Lo spettacolo si costruisce come un viaggio intimo e collettivo: i libri diventano porte attraverso cui emergono aneddoti della letteratura, pagine meno frequentate, personaggi nascosti. Da Miguel de Cervantes a Antonio Tabucchi, passando per Saul Bellow, Goethe e Murakami, i grandi autori dialogano con vicende personali, incontri casuali e scelte inattese.
Ma il racconto non si ferma alla letteratura: si intreccia con la storia viva dei territori. Emergono figure come Mario Garuglieri e Franco Antonicelli, che restituiscono il senso di una formazione umana e civile che passa spesso per vie laterali e inattese.
“I libri sono ponti ostinati” è, in fondo, il racconto delle migliaia di lettori incontrati nel corso degli anni. È il racconto di un tempo in cui le coincidenze si rivelano, poco a poco, come parte di una trama più ampia: quella costruita dalle letture che ci hanno attraversato e trasformato.
Lo spettacolo si inserisce all’interno della rassegna culturale “Risonanze – memorie artistiche di una città maledetta”, ospitata presso il Teatro del Bianconiglio di Eboli.
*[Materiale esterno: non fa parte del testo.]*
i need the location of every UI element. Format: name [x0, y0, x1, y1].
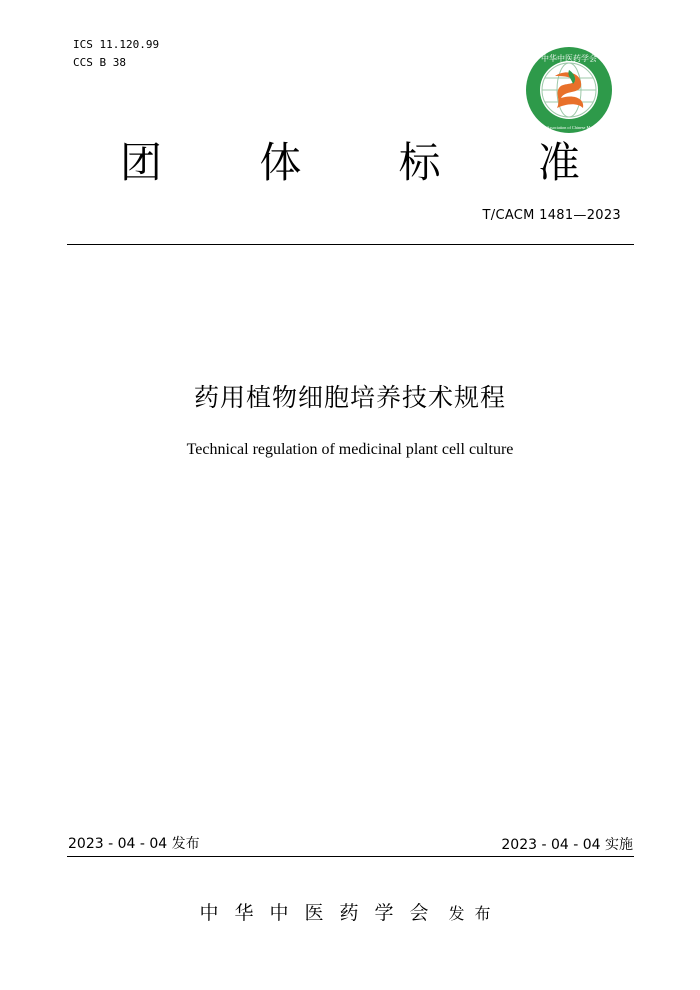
doc-type-char: 标	[398, 138, 441, 187]
publisher-organization: 中华中医药学会	[199, 902, 445, 924]
standard-number: T/CACM 1481—2023	[482, 208, 621, 223]
doc-type-char: 体	[259, 138, 302, 187]
classification-codes	[73, 36, 159, 72]
logo-ring-text: China Association of Chinese Medicine	[535, 125, 603, 130]
footer-divider	[67, 856, 634, 857]
logo-top-text: 中华中医药学会	[541, 54, 597, 63]
header-divider	[67, 244, 634, 245]
document-title-cn: 药用植物细胞培养技术规程	[193, 383, 506, 412]
publisher-action: 发布	[448, 904, 501, 923]
publisher-line	[0, 898, 700, 925]
ccs-code: CCS B 38	[73, 56, 126, 69]
association-logo	[525, 46, 613, 134]
document-title-en: Technical regulation of medicinal plant cell culture	[186, 441, 514, 458]
effective-date: 2023 - 04 - 04 实施	[501, 837, 633, 853]
doc-type-char: 准	[537, 138, 580, 187]
issue-date: 2023 - 04 - 04 发布	[68, 836, 200, 852]
document-type-heading	[120, 138, 580, 188]
ics-code: ICS 11.120.99	[73, 38, 160, 51]
doc-type-char: 团	[120, 138, 163, 187]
Il progetto nasce con l’obiettivo di far risuonare le voci, i suoni e le anime degli artisti locali − musicisti, poeti, scrittori, attori − che hanno segnato la vita culturale della città, costruendo un ponte tra il passato artistico e il presente.
La rassegna è ideata da Bruno Di Donato, regista e direttore della compagnia del Bianconiglio.
In questo contesto, il reading di Avigliano diventa un tassello ricco di stimoli: un attraversamento della memoria che, con i libri, restituisce senso e profondità all’esperienza individuale e collettiva.
Lo spettacolo prevede anche un momento di partecipazione del pubblico: agli spettatori sarà chiesto di condividere su un foglio il titolo di un libro amato, contribuendo a costruire, dal vivo, una mappa collettiva di storie e significati.
Un reading che diventa esperienza, in cui la voce, i libri e le storie costruiscono ponti − ostinati − tra le persone.